SCN specializes in seaport services and related activities, while CPPI focuses on port services and other similar operations.
Hans stressed that the cancellation would not have any material impact on the company’s operations, legal standing, financial condition, or business continuity.
New acquisition deal
On March 3, ABM Investama, through its 100%-owned subsidiary PT Reswara Minergi Hartama (RWA), signed a share sale and purchase agreement (PPJB) to acquire shares in PT Piranti Jaya Utama (PJU) for US$57 million (approximately Rp934.44 billion) from PT Tuah Turangga Agung (TTA), a subsidiary of PT United Tractors Tbk (UNTR).
"RWA has signed a PPJB with TTA to purchase 100% of TTA’s stake in PT Borneo Berkat Mamur (BBM), which directly holds a 60% stake in PJU," said Hans.

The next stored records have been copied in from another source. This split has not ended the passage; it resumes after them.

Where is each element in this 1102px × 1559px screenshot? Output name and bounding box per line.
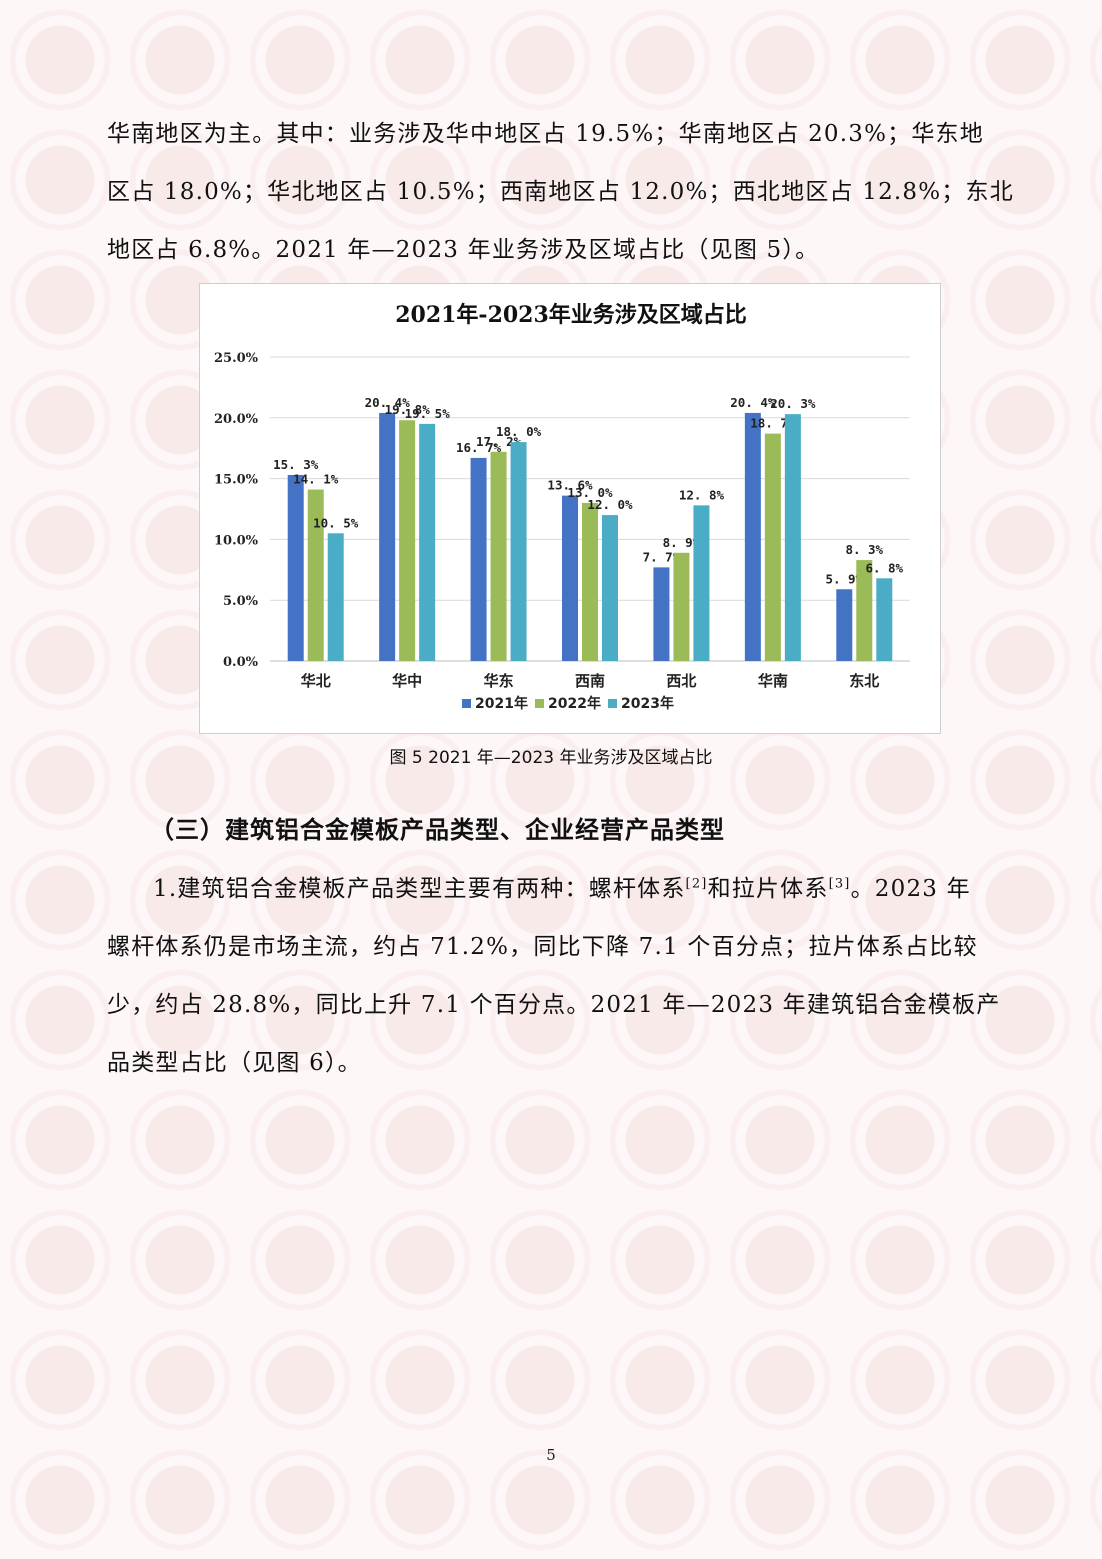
bar bbox=[419, 423, 436, 661]
bar bbox=[693, 505, 710, 661]
product-line-1-text-a: 1.建筑铝合金模板产品类型主要有两种：螺杆体系 bbox=[153, 876, 686, 902]
legend-swatch bbox=[462, 699, 471, 708]
x-tick-label: 华东 bbox=[484, 672, 514, 690]
data-label: 13. 6% bbox=[547, 478, 593, 493]
bar bbox=[673, 552, 690, 661]
reference-3[interactable]: [3] bbox=[828, 876, 851, 892]
data-label: 15. 3% bbox=[273, 457, 319, 472]
data-label: 7. 7% bbox=[643, 549, 681, 564]
bar bbox=[562, 495, 578, 661]
data-label: 20. 4% bbox=[365, 395, 411, 410]
product-line-1-text-b: 和拉片体系 bbox=[707, 876, 829, 902]
data-label: 20. 3% bbox=[770, 396, 816, 411]
bar bbox=[602, 515, 618, 661]
bar bbox=[510, 442, 527, 661]
x-tick-label: 西北 bbox=[666, 672, 696, 690]
legend-label: 2023年 bbox=[621, 695, 674, 712]
data-label: 14. 1% bbox=[293, 472, 339, 487]
product-line-4: 品类型占比（见图 6）。 bbox=[107, 1050, 362, 1076]
data-label: 17. 2% bbox=[476, 434, 522, 449]
data-label: 12. 8% bbox=[679, 487, 725, 502]
bar bbox=[327, 533, 344, 661]
y-tick-label: 10.0% bbox=[214, 533, 259, 548]
intro-line-1: 华南地区为主。其中：业务涉及华中地区占 19.5%；华南地区占 20.3%；华东… bbox=[107, 121, 984, 147]
product-line-2: 螺杆体系仍是市场主流，约占 71.2%，同比下降 7.1 个百分点；拉片体系占比… bbox=[107, 934, 978, 960]
legend-swatch bbox=[608, 699, 617, 708]
intro-line-3: 地区占 6.8%。2021 年—2023 年业务涉及区域占比（见图 5）。 bbox=[107, 237, 820, 263]
bar bbox=[399, 420, 416, 661]
x-tick-label: 华中 bbox=[392, 672, 422, 690]
legend-label: 2021年 bbox=[475, 695, 528, 712]
intro-paragraph: 华南地区为主。其中：业务涉及华中地区占 19.5%；华南地区占 20.3%；华东… bbox=[107, 105, 1014, 279]
bar bbox=[784, 414, 801, 661]
section-heading: （三）建筑铝合金模板产品类型、企业经营产品类型 bbox=[150, 816, 725, 844]
data-label: 18. 0% bbox=[496, 424, 542, 439]
data-label: 10. 5% bbox=[313, 515, 359, 530]
data-label: 8. 3% bbox=[845, 542, 883, 557]
chart-title: 2021年-2023年业务涉及区域占比 bbox=[395, 302, 747, 328]
data-label: 18. 7% bbox=[750, 416, 796, 431]
y-tick-label: 0.0% bbox=[223, 655, 259, 670]
bar bbox=[876, 578, 893, 661]
data-label: 12. 0% bbox=[587, 497, 633, 512]
page-number: 5 bbox=[546, 1446, 556, 1464]
data-label: 20. 4% bbox=[730, 395, 776, 410]
product-paragraph: 1.建筑铝合金模板产品类型主要有两种：螺杆体系[2]和拉片体系[3]。2023 … bbox=[107, 860, 1001, 1092]
bar bbox=[764, 433, 781, 661]
data-label: 16. 7% bbox=[456, 440, 502, 455]
region-share-chart: 2021年-2023年业务涉及区域占比 0.0% 5.0% 10.0% 15.0% 20.… bbox=[199, 283, 941, 734]
bar bbox=[856, 560, 873, 661]
y-tick-label: 20.0% bbox=[214, 412, 259, 427]
data-label: 6. 8% bbox=[865, 560, 903, 575]
bar bbox=[653, 567, 670, 661]
x-tick-label: 华北 bbox=[301, 672, 331, 690]
product-line-1-text-c: 。2023 年 bbox=[850, 876, 971, 902]
product-line-3: 少，约占 28.8%，同比上升 7.1 个百分点。2021 年—2023 年建筑… bbox=[107, 992, 1001, 1018]
figure-caption: 图 5 2021 年—2023 年业务涉及区域占比 bbox=[389, 748, 713, 768]
bar bbox=[287, 474, 304, 661]
bar bbox=[744, 412, 761, 661]
y-tick-label: 15.0% bbox=[214, 473, 259, 488]
y-tick-label: 25.0% bbox=[214, 351, 259, 366]
chart-canvas: 2021年-2023年业务涉及区域占比 0.0% 5.0% 10.0% 15.0% 20.… bbox=[214, 302, 910, 712]
product-line-1: 1.建筑铝合金模板产品类型主要有两种：螺杆体系[2]和拉片体系[3]。2023 … bbox=[107, 860, 997, 918]
bar bbox=[307, 489, 324, 661]
bar bbox=[582, 502, 598, 661]
reference-2[interactable]: [2] bbox=[685, 876, 708, 892]
x-tick-label: 华南 bbox=[758, 672, 788, 690]
x-tick-label: 西南 bbox=[575, 672, 605, 690]
y-tick-label: 5.0% bbox=[223, 594, 259, 609]
data-label: 19. 8% bbox=[385, 402, 431, 417]
x-tick-label: 东北 bbox=[849, 672, 879, 690]
bar bbox=[470, 457, 487, 661]
intro-line-2: 区占 18.0%；华北地区占 10.5%；西南地区占 12.0%；西北地区占 1… bbox=[107, 179, 1014, 205]
bar bbox=[836, 589, 853, 661]
bar bbox=[379, 412, 396, 661]
bar bbox=[490, 451, 507, 661]
data-label: 19. 5% bbox=[405, 406, 451, 421]
legend-swatch bbox=[535, 699, 544, 708]
data-label: 5. 9% bbox=[825, 571, 863, 586]
data-label: 8. 9% bbox=[663, 535, 701, 550]
legend-label: 2022年 bbox=[548, 695, 601, 712]
data-label: 13. 0% bbox=[567, 485, 613, 500]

Additionally, RWA has also signed a PPJB with Borneo Prima Pte Ltd, Edward Sumarli, and Herry Hermawanto for a stake in PT Borneo Berkat Sentosa (BBS), which holds a 40% stake in PJU.
"The parties must meet all conditions set in the PPJB before they can sign the final sale and purchase deed, which is scheduled for the 11th quarter of 2025. After fulfilling all conditions, RWA will own all of the shares in PJU," Hans added.
This acquisition aligns with ABMM’s strategy to increase its portfolio of fully owned coal reserves. "The share purchase will proceed once all PPJB conditions are met," Hans concluded.